Her liver function test results showed a γ-glutamyl transpeptidase (GT) level of 305 U/L (normal is <35 U/L), an alanine aminotransferase level of 56 U/L (normal is <36 U/L), and an aspartate aminotransferase level of 49 U/L (normal is <36 U/L). Results of tests for hepatitis B and C, HIV, and porphyria cutanea tarda were negative. Renal function, copper level, and α-protein tests were normal. Her hemoglobin (Hb) A1c was 5.9% (normal is 4.8% to 6.2%).
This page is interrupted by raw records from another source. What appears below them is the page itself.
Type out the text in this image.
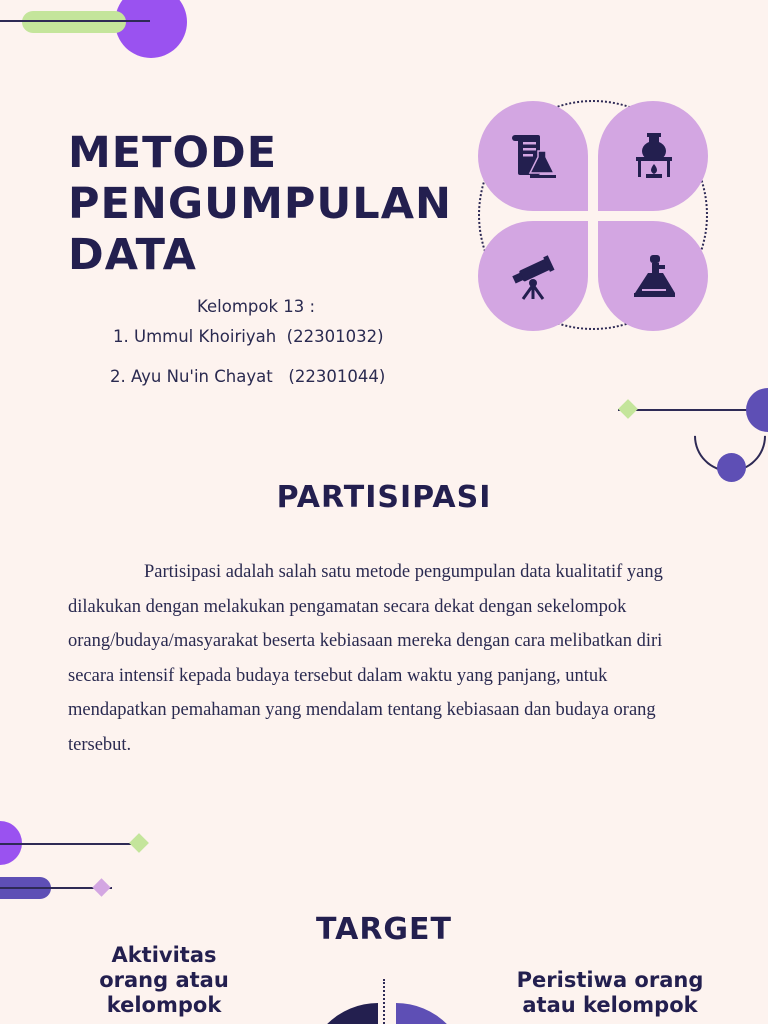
METODE
PENGUMPULAN
DATA
Kelompok 13 :
1. Ummul Khoiriyah  (22301032)
2. Ayu Nu'in Chayat   (22301044)
PARTISIPASI

Partisipasi adalah salah satu metode pengumpulan data kualitatif yang dilakukan dengan melakukan pengamatan secara dekat dengan sekelompok orang/budaya/masyarakat beserta kebiasaan mereka dengan cara melibatkan diri secara intensif kepada budaya tersebut dalam waktu yang panjang, untuk mendapatkan pemahaman yang mendalam tentang kebiasaan dan budaya orang tersebut.

TARGET
Aktivitas orang atau kelompok
Peristiwa orang atau kelompok
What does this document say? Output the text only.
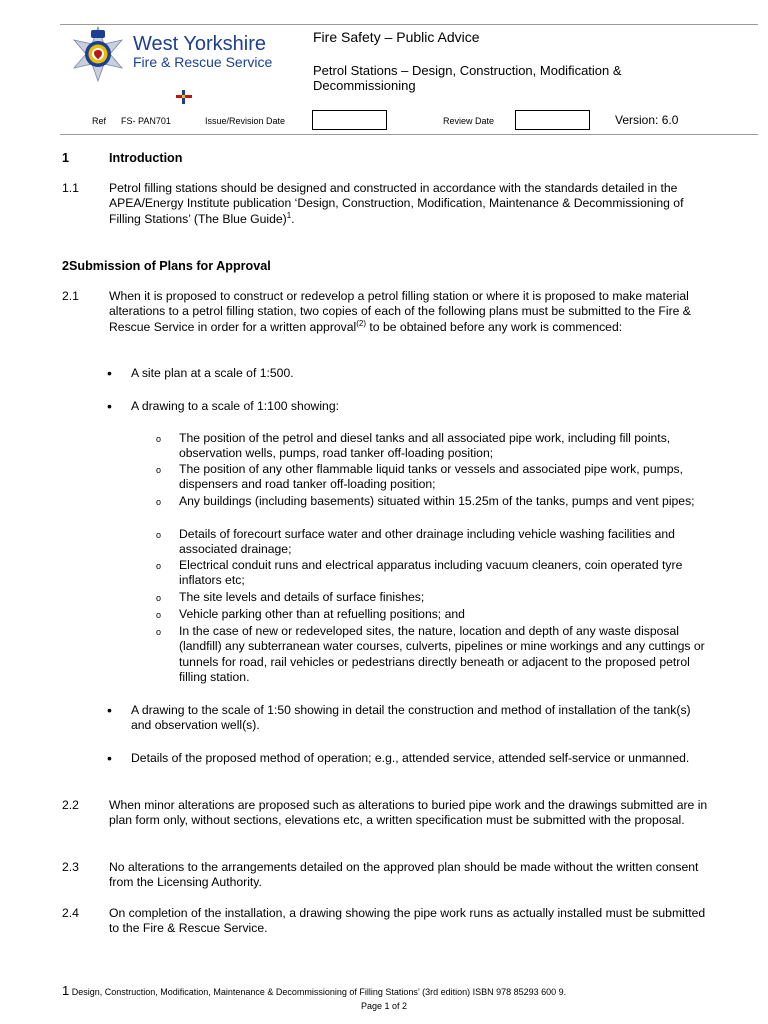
West Yorkshire
Fire & Rescue Service
Fire Safety – Public Advice
Petrol Stations – Design, Construction, Modification & Decommissioning
Ref FS- PAN701	Issue/Revision Date	Review Date	Version: 6.0
1	Introduction
1.1 Petrol filling stations should be designed and constructed in accordance with the standards detailed in the APEA/Energy Institute publication ‘Design, Construction, Modification, Maintenance & Decommissioning of Filling Stations’ (The Blue Guide)$^1$.
2Submission of Plans for Approval
2.1 When it is proposed to construct or redevelop a petrol filling station or where it is proposed to make material alterations to a petrol filling station, two copies of each of the following plans must be submitted to the Fire & Rescue Service in order for a written approval$^{(2)}$ to be obtained before any work is commenced:
• A site plan at a scale of 1:500.
• A drawing to a scale of 1:100 showing:
o The position of the petrol and diesel tanks and all associated pipe work, including fill points, observation wells, pumps, road tanker off-loading position;
o The position of any other flammable liquid tanks or vessels and associated pipe work, pumps, dispensers and road tanker off-loading position;
o Any buildings (including basements) situated within 15.25m of the tanks, pumps and vent pipes;
o Details of forecourt surface water and other drainage including vehicle washing facilities and associated drainage;
o Electrical conduit runs and electrical apparatus including vacuum cleaners, coin operated tyre inflators etc;
o The site levels and details of surface finishes;
o Vehicle parking other than at refuelling positions; and
o In the case of new or redeveloped sites, the nature, location and depth of any waste disposal (landfill) any subterranean water courses, culverts, pipelines or mine workings and any cuttings or tunnels for road, rail vehicles or pedestrians directly beneath or adjacent to the proposed petrol filling station.
• A drawing to the scale of 1:50 showing in detail the construction and method of installation of the tank(s) and observation well(s).
• Details of the proposed method of operation; e.g., attended service, attended self-service or unmanned.
2.2 When minor alterations are proposed such as alterations to buried pipe work and the drawings submitted are in plan form only, without sections, elevations etc, a written specification must be submitted with the proposal.
2.3 No alterations to the arrangements detailed on the approved plan should be made without the written consent from the Licensing Authority.
2.4 On completion of the installation, a drawing showing the pipe work runs as actually installed must be submitted to the Fire & Rescue Service.
1 Design, Construction, Modification, Maintenance & Decommissioning of Filling Stations’ (3rd edition) ISBN 978 85293 600 9.
Page 1 of 2
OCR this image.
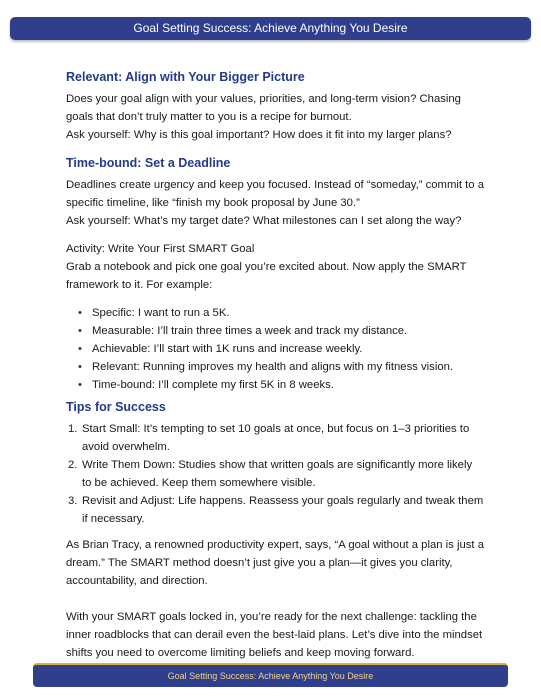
Goal Setting Success: Achieve Anything You Desire
Relevant: Align with Your Bigger Picture

Does your goal align with your values, priorities, and long-term vision? Chasing goals that don’t truly matter to you is a recipe for burnout.

Ask yourself: Why is this goal important? How does it fit into my larger plans?

Time-bound: Set a Deadline

Deadlines create urgency and keep you focused. Instead of “someday,” commit to a specific timeline, like “finish my book proposal by June 30.”

Ask yourself: What’s my target date? What milestones can I set along the way?

Activity: Write Your First SMART Goal

Grab a notebook and pick one goal you’re excited about. Now apply the SMART framework to it. For example:

• Specific: I want to run a 5K.
• Measurable: I’ll train three times a week and track my distance.
• Achievable: I’ll start with 1K runs and increase weekly.
• Relevant: Running improves my health and aligns with my fitness vision.
• Time-bound: I’ll complete my first 5K in 8 weeks.
Tips for Success
1. Start Small: It’s tempting to set 10 goals at once, but focus on 1–3 priorities to avoid overwhelm.
2. Write Them Down: Studies show that written goals are significantly more likely to be achieved. Keep them somewhere visible.
3. Revisit and Adjust: Life happens. Reassess your goals regularly and tweak them if necessary.

As Brian Tracy, a renowned productivity expert, says, “A goal without a plan is just a dream.” The SMART method doesn’t just give you a plan—it gives you clarity, accountability, and direction.

With your SMART goals locked in, you’re ready for the next challenge: tackling the inner roadblocks that can derail even the best-laid plans. Let’s dive into the mindset shifts you need to overcome limiting beliefs and keep moving forward.

Goal Setting Success: Achieve Anything You Desire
High transferrin saturation often points to mutations in the HFE gene; HFE is the designation for the gene on the short arm of chromosome 6 that is associated with certain human leukocyte antigens and might be instrumental in iron or ferritin overload. Testing confirmed that the patient was homozygous for the C282Y mutation. Based on HFE test results, ferritin level, and transferrin saturation, she was diagnosed with hemochromatosis. Phlebotomy therapy was recommended. At this point, it was suggested that she discontinue the milk thistle, but she did not.
Deironing of 1 g of iron via 4 venesections resulted in a rapid fall in ferritin level, but γ-GT, alanine aminotransferase, and aspartate aminotransferase levels actually rose (). Consideration of a liver biopsy was postponed as her profile suggested non-alcoholic steatohepatitis (NASH). She was once again asked to discontinue the milk thistle.
She stopped taking the milk thistle and the moderate amounts of acetaminophen and cola she was ingesting. Her liver function and general well-being improved rapidly. After a total of 8 venesections of 500 mL each (equivalent to a total of 2 g of iron) her ferritin level had fallen to 141 μg/L, and results of her liver function tests were virtually normal. The vene-sections were done at approximate weekly intervals.